In most cases, I’d want a medical center to discipline or terminate an employee who snooped in a patient’s records. But here’s an unusual case where a medical center improperly fired an employee who had been authorized by the patient – who was both an employee and her ex-spouse – to look at his records. Lisa Provence reports:
Up until last week, everyone who has reviewed Susan Jordan’s firing, from state hearing officers to a circuit court judge to the Court of Appeals of Virginia, agrees that she was unfairly terminated—everyone except her former employer, the University of Virginia Medical Center.
It wasn’t until a February 2 appeals court decision affirming her reinstatement that UVA finally threw in the towel and decided not to appeal a fifth time. “We are not going to appeal any further, and we are not going to have any additional comment,” says UVA Health System spokesperson Eric Swensen in an e-mail.
According to reports, Kurt Jordan had asked his ex-wife to help him understand his medical records.

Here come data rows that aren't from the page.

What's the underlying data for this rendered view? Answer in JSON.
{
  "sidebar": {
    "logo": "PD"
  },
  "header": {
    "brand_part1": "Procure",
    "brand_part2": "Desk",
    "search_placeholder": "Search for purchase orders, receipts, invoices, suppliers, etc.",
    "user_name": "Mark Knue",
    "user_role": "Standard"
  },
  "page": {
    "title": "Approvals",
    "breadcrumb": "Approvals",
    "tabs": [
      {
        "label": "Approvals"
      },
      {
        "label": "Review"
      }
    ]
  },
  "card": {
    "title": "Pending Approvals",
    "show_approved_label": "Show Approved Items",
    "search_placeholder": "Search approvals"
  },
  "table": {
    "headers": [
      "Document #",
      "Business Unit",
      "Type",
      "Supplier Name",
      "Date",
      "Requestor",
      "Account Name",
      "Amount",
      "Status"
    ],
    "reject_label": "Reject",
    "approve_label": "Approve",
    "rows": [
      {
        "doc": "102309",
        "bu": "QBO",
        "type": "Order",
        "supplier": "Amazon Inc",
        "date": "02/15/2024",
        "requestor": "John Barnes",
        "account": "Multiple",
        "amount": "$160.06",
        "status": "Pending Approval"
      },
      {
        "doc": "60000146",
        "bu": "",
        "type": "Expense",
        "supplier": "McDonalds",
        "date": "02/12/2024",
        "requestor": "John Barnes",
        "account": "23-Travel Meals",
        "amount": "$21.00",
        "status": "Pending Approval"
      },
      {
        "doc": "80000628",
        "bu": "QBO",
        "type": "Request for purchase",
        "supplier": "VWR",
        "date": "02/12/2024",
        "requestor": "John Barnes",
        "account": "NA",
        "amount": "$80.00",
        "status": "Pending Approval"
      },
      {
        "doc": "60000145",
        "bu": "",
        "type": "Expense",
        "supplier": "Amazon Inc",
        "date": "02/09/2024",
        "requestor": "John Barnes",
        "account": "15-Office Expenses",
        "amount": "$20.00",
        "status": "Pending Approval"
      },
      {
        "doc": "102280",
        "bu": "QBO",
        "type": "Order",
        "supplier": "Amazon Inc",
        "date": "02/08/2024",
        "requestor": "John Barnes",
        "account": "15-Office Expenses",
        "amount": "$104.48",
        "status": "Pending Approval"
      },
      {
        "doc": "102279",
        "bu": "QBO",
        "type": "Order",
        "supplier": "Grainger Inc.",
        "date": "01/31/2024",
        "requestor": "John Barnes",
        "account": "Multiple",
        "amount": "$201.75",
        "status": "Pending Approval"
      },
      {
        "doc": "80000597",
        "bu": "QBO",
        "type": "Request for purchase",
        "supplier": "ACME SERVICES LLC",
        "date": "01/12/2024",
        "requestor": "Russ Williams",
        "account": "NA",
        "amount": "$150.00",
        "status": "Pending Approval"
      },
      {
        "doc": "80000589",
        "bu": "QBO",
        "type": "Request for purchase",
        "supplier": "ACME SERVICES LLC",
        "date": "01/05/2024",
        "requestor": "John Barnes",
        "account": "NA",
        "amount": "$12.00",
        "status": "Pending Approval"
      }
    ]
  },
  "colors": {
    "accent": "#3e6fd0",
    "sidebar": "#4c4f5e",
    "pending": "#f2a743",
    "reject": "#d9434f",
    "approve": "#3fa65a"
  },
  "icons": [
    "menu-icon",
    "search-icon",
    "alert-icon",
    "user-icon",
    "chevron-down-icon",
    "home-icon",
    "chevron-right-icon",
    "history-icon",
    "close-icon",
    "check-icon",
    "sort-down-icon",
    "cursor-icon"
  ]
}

He had cancer and was in an advanced stage of myeloma, and in 2012, he had made Jordan his agent for his durable power of attorney and his advanced medical directive. He’d filed a form with the medical center that authorized her to access his records, which was lost, according to the appeals court memorandum, and he filed a new one after Jordan was fired.
Four times after a clinical visit, Kurt, weak with tremors and having a hard time seeing, came to Jordan’s department and asked her to help him understand his lab results. At least two of those times Jordan’s supervisor was present. Because Jordan used her own code to access his records, she was shown the door April 23, 2014.